While the images were going, Sarah and I wandered over to the rest of the ASTROCON attendees who were up at the site to look through their scopes.  We got some very nice views of M27 Dumbbell Nebula, M57 Ring Nebula, the Helix Nebula, M31 Andromeda Galaxy, M13 globular cluster, and I think maybe a few others, but I can’t quite remember

The wind finally died down later in the evening, but it was still chilly up at the 6,700 ft elevation with the breeze.  Sometimes a warm breeze wafted through.  We left around 1:30 AM to make the 45-minute drive down the winding dirt road back to Casper.
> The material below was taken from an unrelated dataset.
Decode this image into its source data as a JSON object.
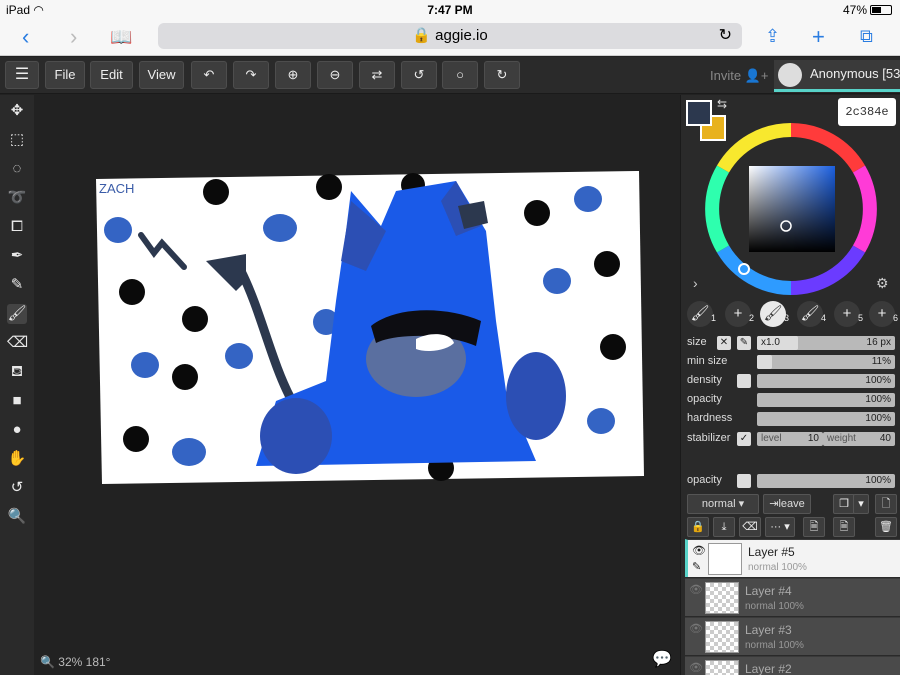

The images came out surprisingly well for only be 30 seconds long!  Very exciting.  It turns out to be much easier to image with the refractor, of course!  It just goes to show that aperture doesn’t always win in astrophotography.
Date: 17 August 2017
Location: Casper Mountain, WY
Object: M17 Swan Nebula
Camera: Nikon D5300
Telescope: Borg 76ED
Accessories: Hotech SCA field flattener
Mount: Celestron NexStar SE
Subframes: 95x30s (48m), ISO-1600
Darks: 20
Biases: 20
Flats: 0
Temperature: 53-55F

Date: 17 August 2017
Location: Casper Mountain, WY
Object: M8 & M20
Camera: Nikon D5300
Telescope: Borg 76ED
Accessories: Hotech SCA field flattener
Mount: Celestron NexStar SE
Subframes: 88x30s (45m), ISO-1600
Darks: 20
Biases: 20
Flats: 0
Temperature: 53-55F

The eclipse is fast-approaching, and the weather is looking promising for Monday!  I've got my BackyardNikon script all ready to go, and I spent last weekend practicing and refining the script.  Now we wait!